Pages of my 1945 Diary
of my incarceration into a German Prison Camp
during WW2 1944-45.


It is now 28956 days ago that I started writing in this little old diary of mine.
Yes, that is now 79 years and 3 months and 11 days ago.





JANUARY 1945: 14 Sunday. We also have to work on Sundays.




14 Sunday. We also have to work on Sundays. At lunch time and at night we received some soup.

There also Italians and Russians in the lager.

15 Monday. After 1 hour at work I reported myself sick. Received bread and soup.

I reported myself sick, however I am not really sick.

16 Tuesday. Still reported as being sick. Bread and soup.

17 Wednesday. Back to work. Bread soup and some sausage.

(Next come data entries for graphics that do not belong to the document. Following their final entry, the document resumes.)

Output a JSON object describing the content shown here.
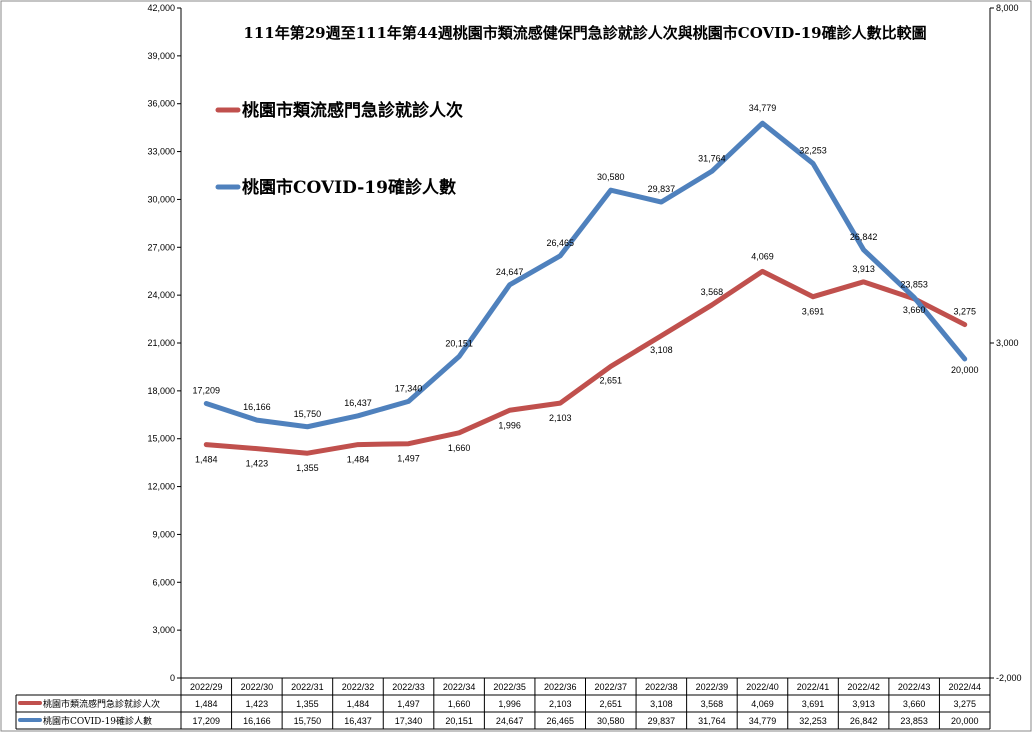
{
  "chart_data": {
    "type": "line",
    "title": "111年第29週至111年第44週桃園市類流感健保門急診就診人次與桃園市COVID-19確診人數比較圖",
    "categories": [
      "2022/29",
      "2022/30",
      "2022/31",
      "2022/32",
      "2022/33",
      "2022/34",
      "2022/35",
      "2022/36",
      "2022/37",
      "2022/38",
      "2022/39",
      "2022/40",
      "2022/41",
      "2022/42",
      "2022/43",
      "2022/44"
    ],
    "left_axis": {
      "min": 0,
      "max": 42000,
      "step": 3000,
      "ticks": [
        "0",
        "3,000",
        "6,000",
        "9,000",
        "12,000",
        "15,000",
        "18,000",
        "21,000",
        "24,000",
        "27,000",
        "30,000",
        "33,000",
        "36,000",
        "39,000",
        "42,000"
      ]
    },
    "right_axis": {
      "min": -2000,
      "max": 8000,
      "ticks": [
        "-2,000",
        "3,000",
        "8,000"
      ]
    },
    "series": [
      {
        "name": "桃園市類流感門急診就診人次",
        "color": "#C0504D",
        "axis": "right",
        "values": [
          1484,
          1423,
          1355,
          1484,
          1497,
          1660,
          1996,
          2103,
          2651,
          3108,
          3568,
          4069,
          3691,
          3913,
          3660,
          3275
        ],
        "labels": [
          "1,484",
          "1,423",
          "1,355",
          "1,484",
          "1,497",
          "1,660",
          "1,996",
          "2,103",
          "2,651",
          "3,108",
          "3,568",
          "4,069",
          "3,691",
          "3,913",
          "3,660",
          "3,275"
        ]
      },
      {
        "name": "桃園市COVID-19確診人數",
        "color": "#4F81BD",
        "axis": "left",
        "values": [
          17209,
          16166,
          15750,
          16437,
          17340,
          20151,
          24647,
          26465,
          30580,
          29837,
          31764,
          34779,
          32253,
          26842,
          23853,
          20000
        ],
        "labels": [
          "17,209",
          "16,166",
          "15,750",
          "16,437",
          "17,340",
          "20,151",
          "24,647",
          "26,465",
          "30,580",
          "29,837",
          "31,764",
          "34,779",
          "32,253",
          "26,842",
          "23,853",
          "20,000"
        ]
      }
    ],
    "table": {
      "row_names": [
        "桃園市類流感門急診就診人次",
        "桃園市COVID-19確診人數"
      ]
    },
    "legend_placement": "top-left",
    "grid": false
  }
}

Approx. 40 men escaped from this lager.

18 Thursday. Willem (someone in the same room with me in this lager) talked about trying to escape from this lager. Reported sick for the afternoon and completed our planning for the escape. At night Willem, myself and another person (can't remember who) crawl through a small hole in the barbed wire perimeter and later during the night we took a tram to (what we thought a place on the Dutch border) Bochum.

NB. We might have had a mix-up here, there were other placed with a name starting with Boch... .

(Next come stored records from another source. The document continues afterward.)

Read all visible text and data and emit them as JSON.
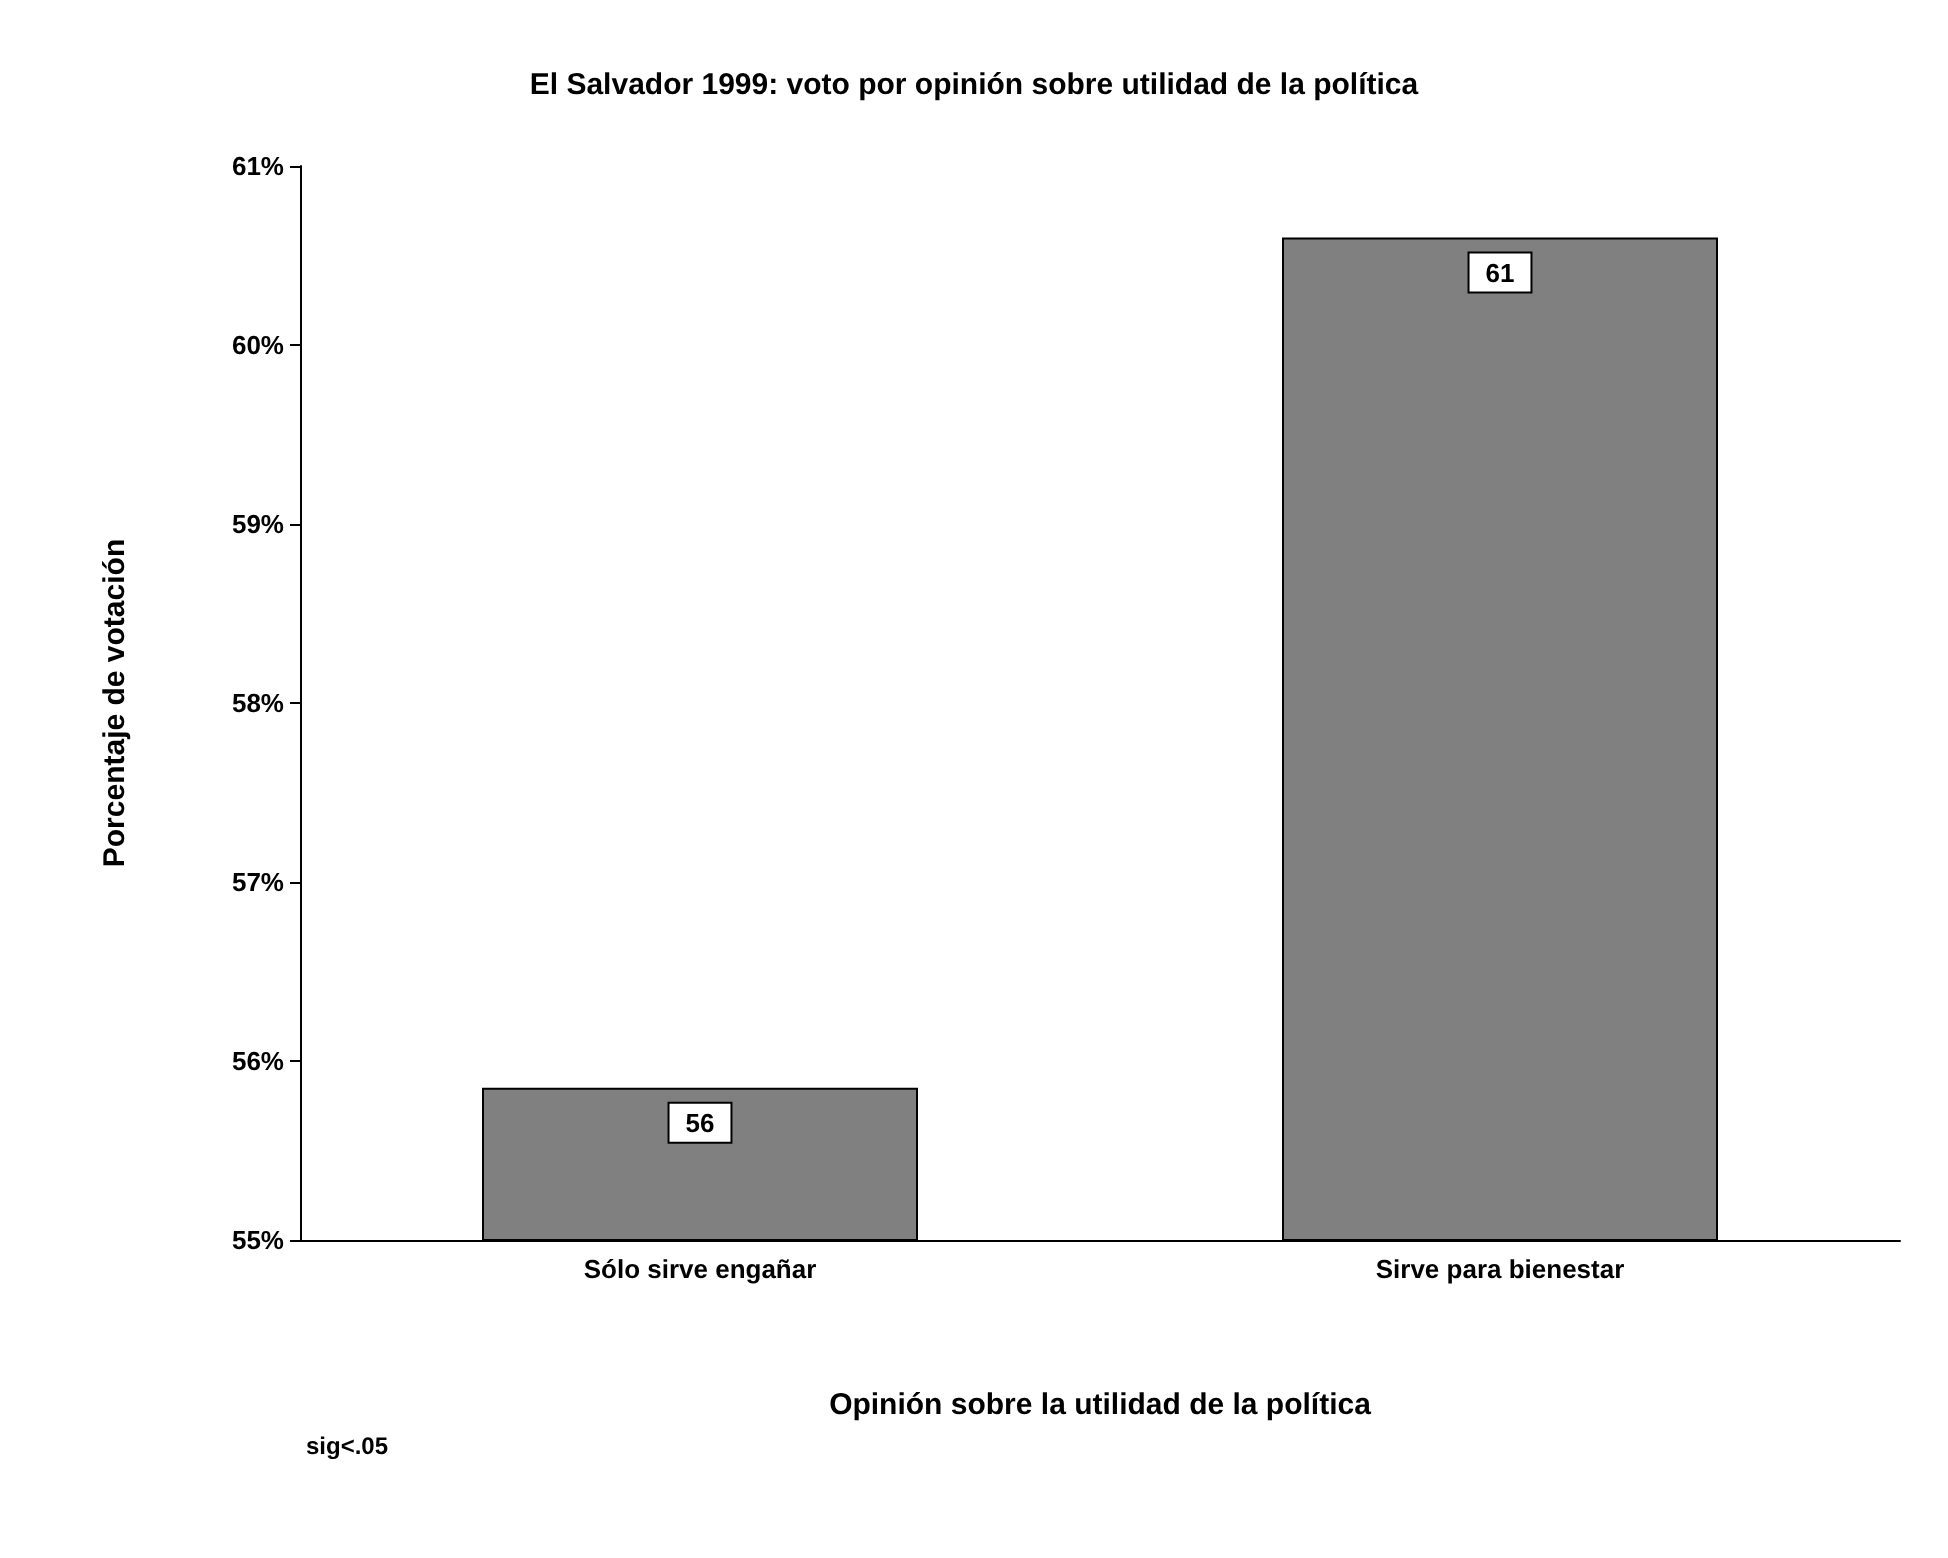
{
  "chart_data": {
    "type": "bar",
    "title": "El Salvador 1999: voto por opinión sobre utilidad de la política",
    "xlabel": "Opinión sobre la utilidad de la política",
    "ylabel": "Porcentaje de votación",
    "categories": [
      "Sólo sirve engañar",
      "Sirve para bienestar"
    ],
    "values": [
      55.85,
      60.6
    ],
    "value_labels": [
      "56",
      "61"
    ],
    "color": "#808080",
    "ylim": [
      55,
      61
    ],
    "yticks": [
      {
        "value": 55,
        "label": "55%"
      },
      {
        "value": 56,
        "label": "56%"
      },
      {
        "value": 57,
        "label": "57%"
      },
      {
        "value": 58,
        "label": "58%"
      },
      {
        "value": 59,
        "label": "59%"
      },
      {
        "value": 60,
        "label": "60%"
      },
      {
        "value": 61,
        "label": "61%"
      }
    ],
    "grid": false,
    "annotations": [
      "sig<.05"
    ]
  }
}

19 Friday. Walking in deep snow and rubble from the bombardments through a town and we decided that because of it getting very dark to sleep in an underground air-raid shelter until 8am the following morning.

We arrange somehow to get some bread and coffee.

NB. Amazingly, during this time we were not confronted with any problems!

20 Saturday. We brazenly buy tickets and take a train that will take us to Bocholt (the correct Boch...!!) on the Dutch border. We arrived there at 7:30pm (the journey took much longer than we had planned because of the chaos caused by bombing of the railway) in the dark. A lady from the station inquired what we were doing there gave us some coffee. We told here a story about getting separated from our guards because of the confusion during the bombings but that we were waiting to be escorted back to the Netherlands. She told us that she would arrange for us to sleep somewhere.

Memo.

She came back with some men in uniform and with shields on their chests (NVS???) and they took us to some sort of a camp where we got some food and beds to sleep in. However, in the morning we were thrown in the back of a lorry and taken to a heavy guarded camp with about 100 inmates.